Ato contra o impeachment mobiliza juristas na Universidade Federal do Paraná; local onde juiz Sérgio Moro leciona

Juiz Sérgio Moro leciona Universidade Federal do Paraná.

Juiz Sérgio Moro leciona Universidade Federal do Paraná.

Estudantes, representantes de movimentos sociais e sindicais, advogados e juristas participaram, na noite de terça-feira (22/03/2016), na Universidade Federal do Paraná (UFPR), de um ato contra o impeachment da presidenta Dilma Rousseff. Os participantes do Ato em Defesa da Democracia também criticaram a atuação do juiz federal Sérgio Moro, responsável pelos inquéritos da Operação Lava Jato em primeira instância.

No evento, foram lidos manifestos de juristas e defensores públicos.

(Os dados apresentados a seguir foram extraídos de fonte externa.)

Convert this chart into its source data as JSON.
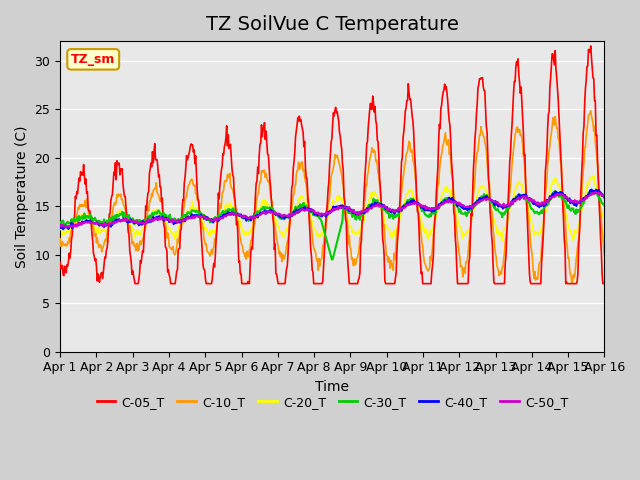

Além disso, oradores atuantes na área do direito tomaram a palavra e se opuseram ao impeachment de Dilma, em tramitação na Câmara dos Deputados. Para eles, não há justificativa para uma saída precoce de Dilma da Presidência da República. Houve ainda espaço para críticas à Lava Jato, conduzida por Moro no âmbito da Justiça Federal. Moro, inclusive, leciona na UFPR.

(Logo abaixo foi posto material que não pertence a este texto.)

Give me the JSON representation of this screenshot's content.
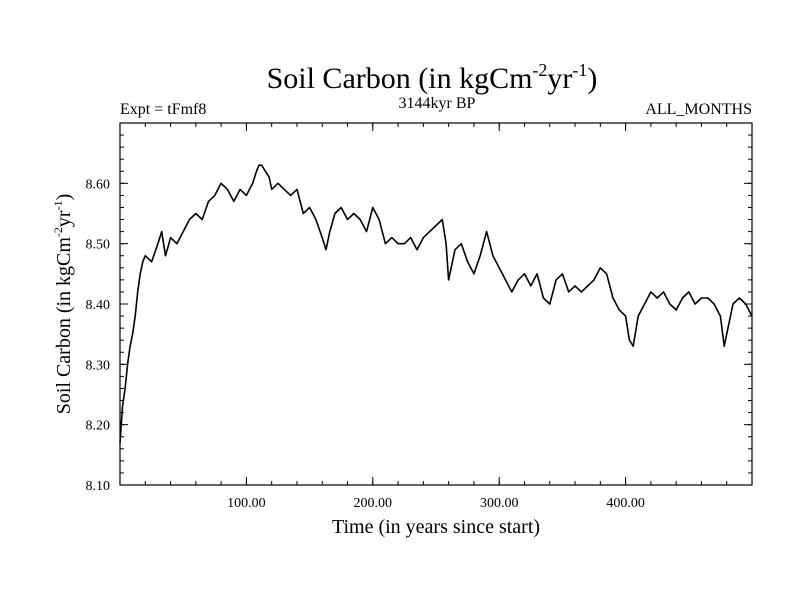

A advogada e membro da Comissão Estadual da Verdade do Paraná, Ivete Caribé da Rocha, fez um paralelo entre a situação de Dilma e a do presidente João Goulart, que foi destituído do cargo por um golpe de Estado em 1964. Para Ivete, há, entre a sociedade, uma disseminação de ódio semelhante à que Goulart sofreu quando tentou implementar as chamadas reformas de base (medidas de reestruturação de de diversos setores econômicos e sociais).

“Quando se tenta mudar alguma coisas na situação dos mais vulneráveis, levanta-se esse ódio. Naquela época,tratava-se do combate ao comunismo. Hoje é o combate à corrupção. Mas ela [corrução] não é de hoje, vem de muito antes e está sendo colocada de um lado só, como se fosse de hoje”, criticou Ivete.

O advogado e professor de Direito na UFPR Juarez Cirino dos Santos criticou a Lava Jato, dizendo que a operação tem violado princípios legais. “A Lava Jato, do ponto de vista processual, é a mais criticável possível, pela violação frequente do devido processo legal. Não existem os princípios do contraditório, da ampla defesa. E sobretudo foi cancelado o princípio de presunção de inocência”, afirmou o professor.

Durante o evento, foi lida uma carta do ex-presidente da Ordem dos Advogados do Brasil (OAB) Marcelo Lavenère. Na carta, Lavenère diz que a “a ilicitude dos métodos investigatórios […] estimula o ataque ao mandato da presidente da República”. “A democracia que vocês defendem permanecerá sobre a intolerância, preconceito e a tentativa de impeachment”, destaca o texto.

Lavenère se opôs ao apoio da OAB ao impeachment, decidido após reunião extraordinária do Conselho Federal da entidade. Na reunião, ocorrida na última sexta-feira (18), 26 bancadas se posicionaram a favor do impeachment. Lavenère, que tem direito a voto, e a bancada do Pará, posicionaram-se contra.

A internet transmitiu o evento desta terça-feira pela TV15, um veículo de comunicação de propriedade do senador Roberto Requião (PMDB-PR). Organizador do ato, o ex-procurador-geral do estado e professor Carlos Marés, criticou a posição da Ordem. “A OAB, como defensora da legalidade, não poderia fazer isso porque o processo de impedimento de um presidente é um processo técnico e, tecnicamente, não poderia ser apoiado pela Ordem. Portanto, o princípio deste ato é de razões técnico-jurídicas”.

Na oficialização do apoio ao impeachment, o presidente do Conselho Federal da OAB, Carlos Lamachia, justificou o apoio com o entendimento de haver elementos jurídicos suficientes para o impedimento. “A Ordem dos Advogados do Brasil não tomou uma decisão com base apenas em notícias de revistas e jornais, tomou a decisão com base em elementos técnicos, com base em provas que foram coletadas e que nos levaram a esta conclusão neste momento”, disse Lamachia, na ocasião.